Другая проблема — сам предмет регулирования. Определить цифровые правоотношения не легче, чем отношения информационные. Отнести к «цифре» любые отношения, в которых задействован двоичный код? Но при таком подходе скоро никакого права, кроме цифрового, не будет. Сказать, что гражданское право в «цифре» не действует, а действует только цифровое? Но это тоже выглядит сомнительно.
Теоретически в комплексных законах гражданские, административные или уголовные нормы должны применяться, исходя из природы регулируемых правоотношений. Если отношение основано на равенстве — действует гражданское законодательство, если на власти и подчинении — административное. Однако прежде чем соотносить предмет регулирования с отраслями права, его необходимо определить, а этого как раз до сих пор и не сделано.
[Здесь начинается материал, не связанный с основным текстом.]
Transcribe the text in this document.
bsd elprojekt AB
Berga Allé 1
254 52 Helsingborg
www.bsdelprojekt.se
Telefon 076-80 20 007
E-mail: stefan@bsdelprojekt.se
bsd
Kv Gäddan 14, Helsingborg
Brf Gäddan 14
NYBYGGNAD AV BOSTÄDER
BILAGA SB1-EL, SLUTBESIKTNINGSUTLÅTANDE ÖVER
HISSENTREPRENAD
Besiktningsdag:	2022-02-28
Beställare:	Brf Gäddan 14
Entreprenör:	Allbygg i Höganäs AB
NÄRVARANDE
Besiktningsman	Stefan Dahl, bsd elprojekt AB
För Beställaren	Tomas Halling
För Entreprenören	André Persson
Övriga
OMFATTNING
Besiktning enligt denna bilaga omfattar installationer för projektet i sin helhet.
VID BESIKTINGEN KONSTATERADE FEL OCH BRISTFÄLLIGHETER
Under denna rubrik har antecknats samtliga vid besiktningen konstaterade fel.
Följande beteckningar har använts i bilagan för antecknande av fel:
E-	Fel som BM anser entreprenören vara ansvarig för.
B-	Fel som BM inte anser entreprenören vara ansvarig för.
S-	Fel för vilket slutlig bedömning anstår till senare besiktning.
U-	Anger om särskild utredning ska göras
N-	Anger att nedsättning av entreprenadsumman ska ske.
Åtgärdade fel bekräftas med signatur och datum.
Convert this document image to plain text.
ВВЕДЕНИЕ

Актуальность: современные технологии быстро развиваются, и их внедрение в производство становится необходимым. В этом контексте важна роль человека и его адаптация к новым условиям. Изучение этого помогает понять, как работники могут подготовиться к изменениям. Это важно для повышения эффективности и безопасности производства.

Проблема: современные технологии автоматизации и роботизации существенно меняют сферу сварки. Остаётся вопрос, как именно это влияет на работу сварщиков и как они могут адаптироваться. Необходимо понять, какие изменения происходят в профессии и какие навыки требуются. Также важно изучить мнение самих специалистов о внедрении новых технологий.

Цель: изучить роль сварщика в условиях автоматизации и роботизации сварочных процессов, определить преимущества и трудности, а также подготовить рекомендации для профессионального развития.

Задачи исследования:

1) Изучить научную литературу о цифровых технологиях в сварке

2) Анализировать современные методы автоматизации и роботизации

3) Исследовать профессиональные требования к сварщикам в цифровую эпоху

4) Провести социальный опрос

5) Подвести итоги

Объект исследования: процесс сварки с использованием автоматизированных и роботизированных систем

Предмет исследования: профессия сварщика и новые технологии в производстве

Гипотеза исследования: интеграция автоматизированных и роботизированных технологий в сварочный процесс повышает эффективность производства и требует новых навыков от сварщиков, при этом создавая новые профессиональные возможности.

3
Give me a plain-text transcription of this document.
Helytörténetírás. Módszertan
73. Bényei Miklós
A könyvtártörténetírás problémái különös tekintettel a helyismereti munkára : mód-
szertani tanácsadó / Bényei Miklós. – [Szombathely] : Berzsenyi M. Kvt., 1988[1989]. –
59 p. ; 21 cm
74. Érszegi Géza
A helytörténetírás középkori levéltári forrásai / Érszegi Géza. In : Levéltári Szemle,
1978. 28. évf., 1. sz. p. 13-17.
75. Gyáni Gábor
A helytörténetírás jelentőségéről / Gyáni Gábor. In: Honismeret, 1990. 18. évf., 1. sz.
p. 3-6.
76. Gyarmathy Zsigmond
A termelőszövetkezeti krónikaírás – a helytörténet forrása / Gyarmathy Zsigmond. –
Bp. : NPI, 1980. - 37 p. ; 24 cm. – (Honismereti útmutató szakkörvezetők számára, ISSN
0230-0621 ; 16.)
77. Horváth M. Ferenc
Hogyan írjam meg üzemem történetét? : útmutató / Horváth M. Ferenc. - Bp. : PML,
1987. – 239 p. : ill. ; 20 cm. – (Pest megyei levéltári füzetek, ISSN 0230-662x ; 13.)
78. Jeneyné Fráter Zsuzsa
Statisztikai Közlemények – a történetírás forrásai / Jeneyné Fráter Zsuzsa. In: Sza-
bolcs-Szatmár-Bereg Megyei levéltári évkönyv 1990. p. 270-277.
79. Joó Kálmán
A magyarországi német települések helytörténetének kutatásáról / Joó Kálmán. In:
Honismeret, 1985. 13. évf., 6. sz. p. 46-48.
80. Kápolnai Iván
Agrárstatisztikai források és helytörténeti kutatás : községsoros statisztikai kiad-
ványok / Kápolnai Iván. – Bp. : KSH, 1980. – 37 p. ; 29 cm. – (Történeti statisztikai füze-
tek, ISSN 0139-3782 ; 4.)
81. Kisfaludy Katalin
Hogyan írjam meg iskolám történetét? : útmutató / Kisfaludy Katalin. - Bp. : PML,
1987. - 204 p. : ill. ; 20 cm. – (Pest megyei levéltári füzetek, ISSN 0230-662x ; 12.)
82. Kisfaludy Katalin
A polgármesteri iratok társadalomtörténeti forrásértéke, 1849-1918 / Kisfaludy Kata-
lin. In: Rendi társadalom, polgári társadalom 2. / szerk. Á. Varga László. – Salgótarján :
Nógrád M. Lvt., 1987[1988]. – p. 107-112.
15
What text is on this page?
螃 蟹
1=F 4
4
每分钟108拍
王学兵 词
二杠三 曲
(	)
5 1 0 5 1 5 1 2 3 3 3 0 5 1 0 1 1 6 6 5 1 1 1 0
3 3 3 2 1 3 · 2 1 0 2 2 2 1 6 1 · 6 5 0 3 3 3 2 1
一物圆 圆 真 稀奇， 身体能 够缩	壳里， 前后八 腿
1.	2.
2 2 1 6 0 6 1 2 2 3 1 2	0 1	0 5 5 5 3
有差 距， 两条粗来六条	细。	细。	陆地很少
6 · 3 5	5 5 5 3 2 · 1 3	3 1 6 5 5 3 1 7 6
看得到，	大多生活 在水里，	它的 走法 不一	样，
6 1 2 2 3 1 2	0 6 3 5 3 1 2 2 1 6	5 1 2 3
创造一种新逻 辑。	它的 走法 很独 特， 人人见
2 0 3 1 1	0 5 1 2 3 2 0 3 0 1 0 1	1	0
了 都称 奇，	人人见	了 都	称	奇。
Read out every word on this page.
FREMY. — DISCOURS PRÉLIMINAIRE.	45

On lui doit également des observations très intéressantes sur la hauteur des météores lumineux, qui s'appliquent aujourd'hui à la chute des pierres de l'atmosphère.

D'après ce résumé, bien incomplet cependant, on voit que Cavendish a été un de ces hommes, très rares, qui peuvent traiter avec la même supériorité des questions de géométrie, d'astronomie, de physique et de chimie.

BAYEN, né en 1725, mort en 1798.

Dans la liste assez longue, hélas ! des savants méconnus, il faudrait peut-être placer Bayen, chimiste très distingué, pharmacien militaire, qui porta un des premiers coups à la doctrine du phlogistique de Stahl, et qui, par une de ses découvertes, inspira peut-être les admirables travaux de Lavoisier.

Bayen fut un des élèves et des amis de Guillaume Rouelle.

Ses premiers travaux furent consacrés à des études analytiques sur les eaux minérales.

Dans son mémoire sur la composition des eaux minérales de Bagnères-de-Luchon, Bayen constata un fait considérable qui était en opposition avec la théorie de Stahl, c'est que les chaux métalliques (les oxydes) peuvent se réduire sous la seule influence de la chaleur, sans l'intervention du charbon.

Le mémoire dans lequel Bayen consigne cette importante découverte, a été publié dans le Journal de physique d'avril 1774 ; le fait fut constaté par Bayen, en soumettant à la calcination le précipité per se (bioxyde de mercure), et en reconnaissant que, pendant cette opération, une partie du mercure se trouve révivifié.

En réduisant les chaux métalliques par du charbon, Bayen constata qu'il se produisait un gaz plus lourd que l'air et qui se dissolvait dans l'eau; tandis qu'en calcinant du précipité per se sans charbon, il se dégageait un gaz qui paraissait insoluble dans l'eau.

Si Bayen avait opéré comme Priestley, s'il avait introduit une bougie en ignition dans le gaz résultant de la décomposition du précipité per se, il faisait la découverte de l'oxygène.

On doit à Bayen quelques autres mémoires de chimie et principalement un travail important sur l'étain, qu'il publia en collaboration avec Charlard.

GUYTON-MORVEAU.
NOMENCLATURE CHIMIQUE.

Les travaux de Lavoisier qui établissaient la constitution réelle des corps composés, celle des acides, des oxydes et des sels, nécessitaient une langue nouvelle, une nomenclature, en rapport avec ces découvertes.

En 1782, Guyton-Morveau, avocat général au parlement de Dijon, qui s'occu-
Интернет: от глобализации к суверенитету и обратно
Я бы выделил несколько проблемных узлов во взаимоотношениях гражданского права и цифровизации. Созданный в США, интернет изначально преподносился как система международного общения. По-настоящему глобальным и всеобщим он стал в эпоху Web 2.0, когда к сети оказались подключены мобильные гаджеты, а ключевыми игроками стали международные платформы и социальные сети. В этот момент многие страны почувствовали себя ущемленными, ведь все отношения переместились в Сеть, где США оставались главным стейкхолдером. Китай выстроил свой великий китайский файрвол, Россия начала выборочно блокировать ресурсы, которые считает вредными, ЕС вводит все новые ограничения для интернет-гигантов.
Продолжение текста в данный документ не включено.